Pourquoi L’Avant-Scène Opéra fait-elle régulièrement subir à ses numéros un lifting éditorial ? Opération cosmétique ou refonte en profondeur ? L’exemple du diptyque Ravel nous permet de se poser ces questions et d’y répondre.
S’il persiste ici et là quelques titres ASO dont on guette encore l’actualisation, le cas du Ravel est assez représentatif de la majorité des volumes liftés. Sortie le 1er janvier 1990, la première mouture portait le numéro 127 : jeune d’à peine plus d’un quart de siècle, elle arborait déjà une couverture en couleur (le compositeur entouré de Libellules lors de la création viennoise de L’Enfant et les sortilèges en 1929, image qu’on retrouve à la page 55 du nouveau numéro). Restait néanmoins à faire entrer la couleur à l’intérieur, la bigarrure exotique de la boutique de Torquemada, horloger de Tolède – signalons au passage une petite erreur d’attribution : sur la photo de la récente production de Nancy, page 20, ce n’est pas Etienne Dupuis, mais Gilen Goicoechea que l’on voit en Ramiro –, la couleur irréelle de « nos roses et verts moutons » le vert criard des arbres et des reinettes dans le bleu nuit du jardin enchanté d’une « maison normande ancienne, ou mieux : démodée ».
Pourquoi maintenant ? C’est pourtant simple : parce qu’en mai 2018 aura lieu le transfert à Bastille du diptyque Heure espagnole/Gianni Schicchi, conçu pour Garnier par Laurent Pelly (attention, la vidéographie établie par Jean-Charles Hoffelé donne l’impression que L’Heure espagnole aurait été créé à Glyndebourne puis « repris à Garnier » : il n’en est rien, puisque le spectacle fut créé à Paris en 2004 puis proposé en Angleterre en 2012, date à laquelle le metteur en scène conçut sa version de L’Enfant et les sortilèges comme pendant).

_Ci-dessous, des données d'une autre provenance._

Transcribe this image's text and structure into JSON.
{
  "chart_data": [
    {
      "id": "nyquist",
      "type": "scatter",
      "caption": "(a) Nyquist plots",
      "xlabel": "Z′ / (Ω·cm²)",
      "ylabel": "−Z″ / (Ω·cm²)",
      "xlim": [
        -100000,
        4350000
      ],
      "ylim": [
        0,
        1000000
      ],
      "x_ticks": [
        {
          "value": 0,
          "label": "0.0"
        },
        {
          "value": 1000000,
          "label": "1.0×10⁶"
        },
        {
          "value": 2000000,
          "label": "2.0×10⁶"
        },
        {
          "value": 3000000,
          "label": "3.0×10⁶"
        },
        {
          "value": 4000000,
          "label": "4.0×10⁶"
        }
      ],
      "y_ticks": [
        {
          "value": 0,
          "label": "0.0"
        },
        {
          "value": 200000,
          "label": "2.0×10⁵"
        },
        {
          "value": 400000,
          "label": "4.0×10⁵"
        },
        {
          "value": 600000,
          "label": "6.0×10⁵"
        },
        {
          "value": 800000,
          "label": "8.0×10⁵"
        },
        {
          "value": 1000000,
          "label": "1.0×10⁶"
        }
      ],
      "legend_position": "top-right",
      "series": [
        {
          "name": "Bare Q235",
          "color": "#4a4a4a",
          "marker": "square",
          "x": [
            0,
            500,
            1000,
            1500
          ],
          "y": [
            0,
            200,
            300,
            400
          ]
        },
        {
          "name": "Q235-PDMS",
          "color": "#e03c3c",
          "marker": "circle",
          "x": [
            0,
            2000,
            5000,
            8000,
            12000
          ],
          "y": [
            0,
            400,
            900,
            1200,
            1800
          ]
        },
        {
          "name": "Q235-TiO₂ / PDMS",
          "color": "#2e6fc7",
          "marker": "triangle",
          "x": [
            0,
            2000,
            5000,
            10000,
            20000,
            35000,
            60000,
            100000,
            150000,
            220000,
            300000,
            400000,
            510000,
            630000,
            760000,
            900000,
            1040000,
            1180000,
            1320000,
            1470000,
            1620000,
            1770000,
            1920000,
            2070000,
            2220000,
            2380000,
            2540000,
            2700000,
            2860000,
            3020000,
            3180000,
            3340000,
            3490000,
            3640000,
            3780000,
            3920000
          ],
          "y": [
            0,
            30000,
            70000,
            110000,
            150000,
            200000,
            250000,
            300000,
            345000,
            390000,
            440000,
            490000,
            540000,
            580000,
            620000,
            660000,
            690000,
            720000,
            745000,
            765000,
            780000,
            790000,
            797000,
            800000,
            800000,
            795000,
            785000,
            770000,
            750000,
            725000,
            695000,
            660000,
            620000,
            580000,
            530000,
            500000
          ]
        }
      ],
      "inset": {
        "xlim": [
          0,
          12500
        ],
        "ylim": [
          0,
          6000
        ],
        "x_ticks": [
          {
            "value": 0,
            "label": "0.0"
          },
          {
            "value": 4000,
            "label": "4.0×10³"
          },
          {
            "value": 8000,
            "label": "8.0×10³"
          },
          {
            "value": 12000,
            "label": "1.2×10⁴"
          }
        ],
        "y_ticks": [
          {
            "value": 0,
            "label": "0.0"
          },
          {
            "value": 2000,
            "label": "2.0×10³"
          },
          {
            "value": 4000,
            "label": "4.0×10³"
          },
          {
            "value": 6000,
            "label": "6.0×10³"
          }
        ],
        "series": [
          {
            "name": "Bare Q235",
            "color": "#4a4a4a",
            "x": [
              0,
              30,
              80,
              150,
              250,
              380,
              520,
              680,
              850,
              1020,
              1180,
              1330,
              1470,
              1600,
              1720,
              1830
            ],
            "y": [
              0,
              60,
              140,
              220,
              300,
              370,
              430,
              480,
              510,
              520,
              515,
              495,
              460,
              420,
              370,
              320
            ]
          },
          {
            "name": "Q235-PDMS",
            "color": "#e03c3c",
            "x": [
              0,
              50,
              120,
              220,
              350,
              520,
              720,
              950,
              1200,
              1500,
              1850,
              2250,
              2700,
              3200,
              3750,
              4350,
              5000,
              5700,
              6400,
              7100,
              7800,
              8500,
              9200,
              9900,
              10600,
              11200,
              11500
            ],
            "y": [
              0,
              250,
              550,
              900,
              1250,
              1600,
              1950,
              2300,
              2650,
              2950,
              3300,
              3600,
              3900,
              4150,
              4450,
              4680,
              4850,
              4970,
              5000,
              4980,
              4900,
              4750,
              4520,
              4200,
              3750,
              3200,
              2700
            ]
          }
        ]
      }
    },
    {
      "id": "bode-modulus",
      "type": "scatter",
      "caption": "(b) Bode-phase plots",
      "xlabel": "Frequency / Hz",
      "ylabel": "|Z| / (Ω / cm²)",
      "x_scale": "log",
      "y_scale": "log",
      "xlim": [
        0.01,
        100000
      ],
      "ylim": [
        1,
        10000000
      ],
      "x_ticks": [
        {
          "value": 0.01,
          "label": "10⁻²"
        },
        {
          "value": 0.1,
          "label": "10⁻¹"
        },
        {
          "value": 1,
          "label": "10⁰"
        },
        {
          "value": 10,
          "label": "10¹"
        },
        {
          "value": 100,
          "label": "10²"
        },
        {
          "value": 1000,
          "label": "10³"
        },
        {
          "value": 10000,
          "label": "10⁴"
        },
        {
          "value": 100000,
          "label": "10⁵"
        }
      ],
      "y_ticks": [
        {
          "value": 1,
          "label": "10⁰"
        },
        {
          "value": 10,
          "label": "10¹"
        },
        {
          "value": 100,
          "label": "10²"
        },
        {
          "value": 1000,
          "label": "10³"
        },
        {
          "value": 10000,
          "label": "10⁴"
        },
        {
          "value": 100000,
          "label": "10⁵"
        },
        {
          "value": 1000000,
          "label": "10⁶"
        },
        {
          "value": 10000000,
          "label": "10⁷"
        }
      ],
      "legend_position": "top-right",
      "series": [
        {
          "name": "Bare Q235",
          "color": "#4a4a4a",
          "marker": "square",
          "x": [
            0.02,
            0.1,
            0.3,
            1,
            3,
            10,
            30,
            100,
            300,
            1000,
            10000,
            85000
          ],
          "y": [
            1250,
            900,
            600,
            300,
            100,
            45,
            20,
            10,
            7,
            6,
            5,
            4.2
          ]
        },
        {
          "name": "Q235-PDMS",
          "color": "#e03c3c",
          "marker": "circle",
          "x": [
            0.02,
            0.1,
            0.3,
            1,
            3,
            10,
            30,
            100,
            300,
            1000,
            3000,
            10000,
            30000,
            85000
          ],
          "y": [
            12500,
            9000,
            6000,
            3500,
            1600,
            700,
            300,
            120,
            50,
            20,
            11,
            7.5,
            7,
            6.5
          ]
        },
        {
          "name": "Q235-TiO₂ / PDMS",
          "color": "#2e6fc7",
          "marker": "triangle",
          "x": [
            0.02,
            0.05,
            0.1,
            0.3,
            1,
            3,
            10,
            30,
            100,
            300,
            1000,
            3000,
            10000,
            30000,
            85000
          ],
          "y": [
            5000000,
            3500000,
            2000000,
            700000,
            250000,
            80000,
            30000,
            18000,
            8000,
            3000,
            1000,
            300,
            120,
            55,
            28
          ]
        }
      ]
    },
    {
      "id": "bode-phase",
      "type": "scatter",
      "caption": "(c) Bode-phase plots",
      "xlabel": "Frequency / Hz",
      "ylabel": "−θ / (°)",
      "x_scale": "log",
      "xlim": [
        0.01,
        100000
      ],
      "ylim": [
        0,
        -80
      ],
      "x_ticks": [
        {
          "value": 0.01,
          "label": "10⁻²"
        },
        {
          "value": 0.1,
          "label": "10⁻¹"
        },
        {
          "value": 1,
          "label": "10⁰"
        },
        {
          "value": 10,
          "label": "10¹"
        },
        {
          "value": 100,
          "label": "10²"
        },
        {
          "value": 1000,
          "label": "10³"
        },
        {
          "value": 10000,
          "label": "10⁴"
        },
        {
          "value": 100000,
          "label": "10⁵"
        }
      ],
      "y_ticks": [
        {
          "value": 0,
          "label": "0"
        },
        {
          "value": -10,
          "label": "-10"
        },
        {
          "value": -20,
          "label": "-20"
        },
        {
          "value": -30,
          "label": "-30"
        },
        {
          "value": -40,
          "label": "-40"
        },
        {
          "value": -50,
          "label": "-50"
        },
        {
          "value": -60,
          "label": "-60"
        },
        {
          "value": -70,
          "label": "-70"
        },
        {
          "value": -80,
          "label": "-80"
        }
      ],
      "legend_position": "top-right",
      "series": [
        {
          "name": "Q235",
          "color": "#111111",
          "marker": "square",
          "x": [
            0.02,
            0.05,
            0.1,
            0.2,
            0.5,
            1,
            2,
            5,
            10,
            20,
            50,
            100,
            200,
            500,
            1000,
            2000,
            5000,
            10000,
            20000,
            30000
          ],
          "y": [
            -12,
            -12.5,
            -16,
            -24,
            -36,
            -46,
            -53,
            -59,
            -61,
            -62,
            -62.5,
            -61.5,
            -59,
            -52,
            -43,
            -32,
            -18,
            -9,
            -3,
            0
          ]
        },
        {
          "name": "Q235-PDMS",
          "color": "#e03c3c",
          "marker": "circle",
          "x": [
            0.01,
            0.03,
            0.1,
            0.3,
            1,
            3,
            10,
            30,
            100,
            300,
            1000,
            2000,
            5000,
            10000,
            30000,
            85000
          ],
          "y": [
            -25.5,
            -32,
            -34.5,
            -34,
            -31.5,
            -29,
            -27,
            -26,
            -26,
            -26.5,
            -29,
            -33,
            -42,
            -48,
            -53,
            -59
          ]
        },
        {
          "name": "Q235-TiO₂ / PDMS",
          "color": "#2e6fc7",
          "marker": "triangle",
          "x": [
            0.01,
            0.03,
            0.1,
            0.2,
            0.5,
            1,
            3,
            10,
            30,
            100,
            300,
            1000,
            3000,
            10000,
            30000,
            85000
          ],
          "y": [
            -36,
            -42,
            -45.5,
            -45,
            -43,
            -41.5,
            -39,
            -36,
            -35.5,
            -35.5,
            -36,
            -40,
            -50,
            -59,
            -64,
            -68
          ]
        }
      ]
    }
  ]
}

A part ça, qu’est-ce qui a changé entre 1990 et 2017 ? D’abord, on rétablit l’ordre chronologique : même si une image de L’Enfant continue à occuper seule la couverture, et même si le titre du volume inverse toujours l’ordre de composition, L’Heure espagnole, écrite en 1907 et créée en 1911, ouvre cette fois le volume. Globalement, on peut même parler d’un rééquilibrage en faveur du premier opus lyrique de Ravel, puisque le sommaire original n’incluait aucun texte spécifiquement consacré à cette espagnolade, alors qu’on trouvera à présent un texte de Louis Bilodeau sur le fascinant librettiste Franc-Nohain, et une évocation de la genèse de l’œuvre due à Emily Kilpatrick. Les documents historiques sont toujours là (le témoignage de Colette et le compte rendu de L’Enfant par Henry Prunières). Ont aussi survécu au remaniement les articles signés Marcel Marnat, « Ravel en représentation », passionnante étude des rapports du compositeur avec la voix, et Jacques Dupont, « Visages de l’enfance, sortilèges de Colette ». Didier van Moere conserve son « Ravel jugé par ses pairs » mais succède à Pierre Flinois pour la Discographie : pour L’Heure comme pour L’Enfant, il retient cinq intégrales parmi les quinze existantes (on est d’ailleurs agréablement surpris que L’Heure espagnole ait connu autant de versions au disque). Nouveau venus, Jean-François Boukobza se penche sur « L’art du sourire ravélien », ce qui lui permet notamment d’évoquer la « Lubitsch touch » de L’Heure, tandis que Dominique Escande relate la création de L’Enfant à Monte-Carlo. Désormais rédactrice en chef, Chantal Cazaux ne faisait pas encore partie de l’équipe en 1990 : elle signe cette fois l’Argument des deux œuvres et la bibliographie finale.
Surtout, pour chacune des deux œuvres, « Introduction et Guide d’écoute » entièrement neufs, rédigés par Stephan Etcharry, remplacent le « Commentaire littéraire et musical » dus en 1990 à deux plumes différentes. Le brillant commentateur, qui détaille ce trésor d’invention qu’est la partition de L’Heure, n’hésite pas à rapprocher les audaces ravéliennes des « étranges sonorités japonisantes de gagaku » pour le prologue de L’Enfant.
Bref, c’est bien une réécriture quasi complète, et non un rhabillage de surface ou une simple remise à jour, que propose L’Avant-Scène Opéra avec ce nouveau numéro, preuve que la collection aux bientôt trois cents volumes mérite plus que jamais la confiance du mélomane.